In the short-time regime, the puff radius is initially dominated by the momentum flux and spreads as t1/2 where t is time, whereas at later times in this regime it is dominated by the buoyancy and grows as t3/4 . The momentum flux leads to a much more rapid puff growth at early times and reduces the near-field modeled chlorine concentrations to 20% -- 50% of the values given by the “buoyancy-only” model. Unfortunately, there are no JRII chlorine measurements in the nearest 30 m downwind to test the near-field predictions. In the long-time regime, the radius grows as t1/2 withthe total buoyancy providing the forcing.

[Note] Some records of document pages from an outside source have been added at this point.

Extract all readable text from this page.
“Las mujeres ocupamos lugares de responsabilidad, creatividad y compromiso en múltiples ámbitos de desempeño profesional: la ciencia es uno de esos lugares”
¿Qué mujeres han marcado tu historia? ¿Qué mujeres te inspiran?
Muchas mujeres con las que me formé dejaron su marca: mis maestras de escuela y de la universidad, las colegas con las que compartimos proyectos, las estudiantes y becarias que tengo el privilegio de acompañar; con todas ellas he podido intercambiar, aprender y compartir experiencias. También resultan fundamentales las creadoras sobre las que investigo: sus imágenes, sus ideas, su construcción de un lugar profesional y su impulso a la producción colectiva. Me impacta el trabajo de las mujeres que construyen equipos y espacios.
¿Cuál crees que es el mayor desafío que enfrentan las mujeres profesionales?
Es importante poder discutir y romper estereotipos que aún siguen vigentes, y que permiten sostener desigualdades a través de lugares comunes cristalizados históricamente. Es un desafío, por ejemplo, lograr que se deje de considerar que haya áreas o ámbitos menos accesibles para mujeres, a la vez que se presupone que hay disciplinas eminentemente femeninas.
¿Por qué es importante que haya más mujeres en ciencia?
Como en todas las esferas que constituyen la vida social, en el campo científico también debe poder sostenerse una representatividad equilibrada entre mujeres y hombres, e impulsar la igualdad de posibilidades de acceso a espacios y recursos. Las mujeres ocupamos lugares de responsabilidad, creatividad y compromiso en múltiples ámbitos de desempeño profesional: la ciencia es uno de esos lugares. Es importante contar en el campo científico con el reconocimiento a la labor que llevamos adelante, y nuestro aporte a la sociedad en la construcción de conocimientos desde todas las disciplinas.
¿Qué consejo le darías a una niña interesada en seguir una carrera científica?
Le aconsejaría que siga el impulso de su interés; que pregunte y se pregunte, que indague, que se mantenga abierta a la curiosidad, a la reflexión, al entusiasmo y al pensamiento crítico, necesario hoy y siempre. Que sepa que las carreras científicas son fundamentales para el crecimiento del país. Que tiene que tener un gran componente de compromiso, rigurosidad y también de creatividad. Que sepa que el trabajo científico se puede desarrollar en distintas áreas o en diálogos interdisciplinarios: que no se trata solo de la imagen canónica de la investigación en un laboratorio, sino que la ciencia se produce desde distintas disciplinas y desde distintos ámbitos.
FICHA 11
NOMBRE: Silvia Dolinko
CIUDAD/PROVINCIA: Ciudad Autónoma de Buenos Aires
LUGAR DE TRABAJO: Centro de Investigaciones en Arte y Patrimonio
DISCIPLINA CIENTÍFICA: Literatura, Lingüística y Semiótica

Figure 1. Comparison between integral model predictions (blue lines) and observations of arc-maximum surface Cl2 concentrations in 2015 Jack Rabbit II experiments versus downwind distance from source. CFD model results from the UK Health and Safety Executive (HSE) calculations (Gant et al., 2018) also included.
Figure 1. Comparison between integral model predictions (blue lines) and observations of arc-maximum surface Cl2 concentrations in 2015 Jack Rabbit II experiments versus downwind distance from source. CFD model results from the UK Health and Safety Executive (HSE) calculations (Gant et al., 2018) also included.

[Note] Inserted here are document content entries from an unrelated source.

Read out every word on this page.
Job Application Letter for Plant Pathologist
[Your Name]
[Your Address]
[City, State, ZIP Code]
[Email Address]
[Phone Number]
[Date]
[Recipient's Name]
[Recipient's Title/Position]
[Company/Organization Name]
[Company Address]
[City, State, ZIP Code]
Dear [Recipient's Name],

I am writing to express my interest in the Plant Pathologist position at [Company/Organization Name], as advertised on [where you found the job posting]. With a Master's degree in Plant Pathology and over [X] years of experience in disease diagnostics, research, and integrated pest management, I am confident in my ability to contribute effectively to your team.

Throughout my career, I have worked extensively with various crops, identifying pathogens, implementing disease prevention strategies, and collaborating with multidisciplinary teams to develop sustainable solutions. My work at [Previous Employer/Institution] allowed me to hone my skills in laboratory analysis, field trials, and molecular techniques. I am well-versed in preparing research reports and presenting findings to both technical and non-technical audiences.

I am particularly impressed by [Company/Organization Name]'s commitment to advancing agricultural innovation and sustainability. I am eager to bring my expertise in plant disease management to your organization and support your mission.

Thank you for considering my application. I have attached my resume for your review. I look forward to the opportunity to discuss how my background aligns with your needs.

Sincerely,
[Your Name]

For large distances (x > 50 m), comparisons of the model (blue line) with the maximum observed chlorine concentrations from the JRII experiments in Fig. 1 show that the model exhibits general agreement with the data, mostly within a factor of 2 – 3, and a decrease with distance similar to the observations. In addition, the model is in good agreement (factor of 2) with predictions from a RANS computational fluid dynamics (CFD) model at distances of 200 m and 500 m downwind. The results also show some differences in model behavior at short distances (x < 50 m), where better model-data agreement occurs for Trials 2 and 3 with higher winds (Uref ~ 4 m/s) than for Trials 1, 4, and 5 with lighter winds (Uref < 3 m/s). The differences with respect to wind speed and wind direction, relative to the mock urban array normal, are under investigation.

Plans for 2018

Our plans for 2018 are: 1) to extend the model to different venting orientations and test with the Jack Rabbit II 2016 data, 2) to assess model parameters (entrainment, etc.) for terrain/roughness effects using the 2015 experiment results (mock urban array) and the Jack Rabbit II 2016 experiments, which were conducted over smooth flat terrain, 3) to investigate the differences in puff growth normal and parallel to the “building orientation” in the mock urban array using CFD results and the Jack Rabbit II 2015 data, and 4) to link the integral puff model with a Lagrangian particle model to produce probabilistic concentration predictions.